Most commonly, prime brokers will segregate unencumbered assets via one of two custody models: the first involves separating assets via the prime broker into a trust account situated elsewhere within the broader group. Citigroup, JPMorgan and Morgan Stanley have rolled out solutions situated internally. In order to truly diversify the counterparty risk, however, some providers are developing tri-party relationships with external custodians. Deutsche Bank, for example, has entered into an arrangement with Bank of New York Mellon, while Merlin Securities, a leading 'mini-prime', has cut a deal with Northern Trust.

"They are also coming up with alternative solutions," says Mr Kennedy. "Each night, all accounts are swept and they might be deposited with a handful of other commercial banks or put into top-rate money market funds and taken out the next morning," he adds. But safer solutions are likely to be more complex and therefore costlier. "Ultimately you can come up with a solution that's iron-clad, but it will cost a lot of money," says Mr Kennedy.

This additional cost has evidently been a turn-off for many funds: TABB found that only 22% of participants separate their assets from their prime broker account, indicating that fund managers prefer to forego the ongoing costs of segregation in favour of limited rehypo rights and greater visibility on the whereabouts of assets.

But this is by no means the end of the story.
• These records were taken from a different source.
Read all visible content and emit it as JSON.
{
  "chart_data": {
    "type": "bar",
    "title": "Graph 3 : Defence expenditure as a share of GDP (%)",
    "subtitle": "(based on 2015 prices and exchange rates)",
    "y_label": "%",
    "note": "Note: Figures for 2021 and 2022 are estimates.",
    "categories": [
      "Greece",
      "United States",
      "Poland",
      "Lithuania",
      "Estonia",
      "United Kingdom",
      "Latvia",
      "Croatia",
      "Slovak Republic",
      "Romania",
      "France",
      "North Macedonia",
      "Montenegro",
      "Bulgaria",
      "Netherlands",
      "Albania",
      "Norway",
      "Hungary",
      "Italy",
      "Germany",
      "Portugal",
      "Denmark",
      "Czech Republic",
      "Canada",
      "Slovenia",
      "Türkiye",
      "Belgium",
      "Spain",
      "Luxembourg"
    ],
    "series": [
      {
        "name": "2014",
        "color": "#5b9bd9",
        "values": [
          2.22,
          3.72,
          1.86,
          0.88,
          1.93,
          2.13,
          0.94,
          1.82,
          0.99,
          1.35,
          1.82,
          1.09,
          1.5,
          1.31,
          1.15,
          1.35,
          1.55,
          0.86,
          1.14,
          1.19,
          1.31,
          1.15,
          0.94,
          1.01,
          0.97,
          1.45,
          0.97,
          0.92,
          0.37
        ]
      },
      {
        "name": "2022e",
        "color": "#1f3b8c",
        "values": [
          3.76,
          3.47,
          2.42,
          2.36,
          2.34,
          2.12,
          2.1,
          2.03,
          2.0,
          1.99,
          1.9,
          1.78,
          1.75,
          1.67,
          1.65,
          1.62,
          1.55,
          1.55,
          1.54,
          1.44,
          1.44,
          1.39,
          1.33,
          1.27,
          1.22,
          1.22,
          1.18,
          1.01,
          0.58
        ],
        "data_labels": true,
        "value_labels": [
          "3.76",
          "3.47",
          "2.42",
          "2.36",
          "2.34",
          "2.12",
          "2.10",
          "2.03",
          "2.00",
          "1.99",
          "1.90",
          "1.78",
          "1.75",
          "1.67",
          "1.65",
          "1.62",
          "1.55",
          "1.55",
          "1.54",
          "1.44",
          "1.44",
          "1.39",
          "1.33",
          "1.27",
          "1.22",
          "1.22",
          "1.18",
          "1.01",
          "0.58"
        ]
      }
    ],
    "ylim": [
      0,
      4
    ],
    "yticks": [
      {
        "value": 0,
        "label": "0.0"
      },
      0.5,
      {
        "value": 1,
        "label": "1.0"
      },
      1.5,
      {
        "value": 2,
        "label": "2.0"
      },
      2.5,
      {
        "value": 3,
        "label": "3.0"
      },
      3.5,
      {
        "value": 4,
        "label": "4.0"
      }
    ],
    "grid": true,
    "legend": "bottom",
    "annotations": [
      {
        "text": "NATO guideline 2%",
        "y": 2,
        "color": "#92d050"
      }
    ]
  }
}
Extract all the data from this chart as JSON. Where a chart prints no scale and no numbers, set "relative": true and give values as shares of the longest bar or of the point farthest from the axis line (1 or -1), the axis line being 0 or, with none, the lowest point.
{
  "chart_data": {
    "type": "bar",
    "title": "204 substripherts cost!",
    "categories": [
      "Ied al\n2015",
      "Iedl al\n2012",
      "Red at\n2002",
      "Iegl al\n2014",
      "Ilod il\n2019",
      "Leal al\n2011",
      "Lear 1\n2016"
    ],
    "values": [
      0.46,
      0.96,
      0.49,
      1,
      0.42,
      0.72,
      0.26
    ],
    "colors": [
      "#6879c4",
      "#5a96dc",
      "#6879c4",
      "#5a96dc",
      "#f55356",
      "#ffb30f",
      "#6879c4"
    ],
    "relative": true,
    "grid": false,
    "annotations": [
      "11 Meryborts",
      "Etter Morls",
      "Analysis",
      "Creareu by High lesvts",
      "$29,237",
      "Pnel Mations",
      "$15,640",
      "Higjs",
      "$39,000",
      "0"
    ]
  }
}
Smarting from its December slap-down, the FSA is getting tough on sloppy treatment of client assets, releasing a consultation paper on the subject in March this year in which it outlines several new provisions. Although the FSA will not impose US-style limits on rehypo, prime brokers will be forced to introduce a so-called 'disclosure annex' into their PBAs highlighting the agreed contractual rehypo limits. The FSA will, however, restrict the amount of client money that may be deposited elsewhere within the parent group, such as trust accounts, and it will introduce mandatory reporting.

Prime brokers are downplaying the potential impact of the new FSA rules, but as Mr Harrison concedes: "It will affect the economics of the business." This being the case, it may yet be premature to anticipate the full recovery of the prime brokerage business.